Reputation: 35
As stated in title, I have a dataframe (let's call this df1) that is similar to this:
Col A | Desc |
---|---|
00001 | Dog |
00002 | dogs |
00003 | cat |
00004 | cats |
00005 | hooman |
I have a list of keywords I want to search, in a second dataframe, df2:
Keyword |
---|
dog |
cats |
bird |
How do I identify all records in df1 that has at least one keyword match from df2, and the final outcome is a dataframe (new or add to df1) that lists all the columns in df1 + the matched keyword? On top of that... ideally case insensitive, and the keyword list entry "dog" would help me also find "dogs" from df1?
Sample Expected Output:
Col A | Desc | Matched Keyword |
---|---|---|
00001 | Dog | dog |
00002 | dogs | dog |
00003 | cat | |
00004 | cats | cats |
00005 | hooman |
I've searched for some time in this site, here are a few other ones I have tried to follow but none of them actually worked.

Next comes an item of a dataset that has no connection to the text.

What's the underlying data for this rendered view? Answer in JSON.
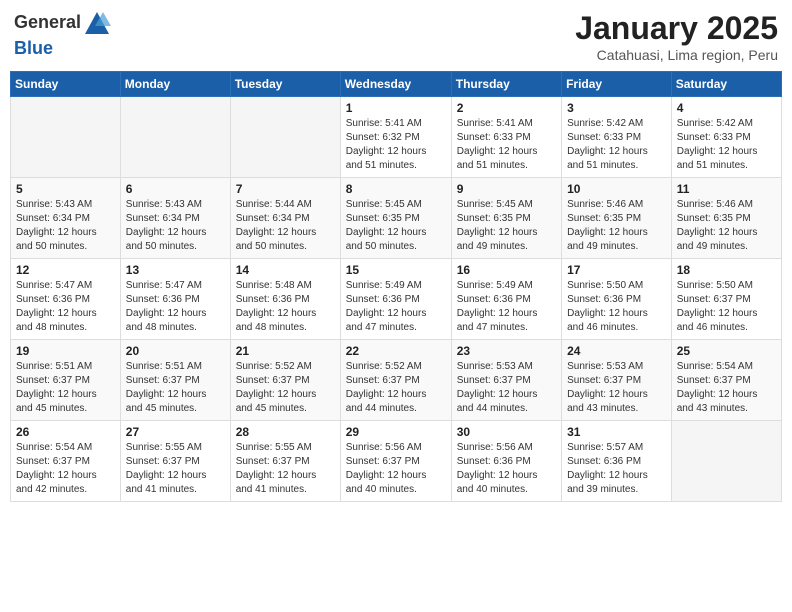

I always get nothing matched.
search dataframe for a keyword in any column and get the rows value matching between two DataFrames using pandas in python searching if anyone of word is present in the another column of a dataframe or in another data frame using python How to search for a keyword in different pandas dataframe and update or create a new column with matching keyword in parent DF
Any help would be great, thanks!
Upvotes: 1
Views: 237
Reputation: 11
import pandas as pd
from typing import List
df1 = pd.DataFrame({'col1': ["0001","0002","0003","0004","0005"], 'values':["dogs","cat","Dog","cats","hooman"]})
df2 = pd.DataFrame({"Keywords": ['dog','cat','bird']})
def find_string_in_substring(value:str, list_of_strings: List[str]):
for sub_value in list_of_strings:
if value.lower() in sub_value.lower() or sub_value.lower() in value.lower():
return sub_value
return False
df1["keyword_from_df2"] = df1["values"].apply(lambda x : find_string_in_substring(x,df2['Keywords'].tolist()))
df1
The logic is pretty straight forward, hope it is good enough, if not I will try to help better!
Upvotes: 0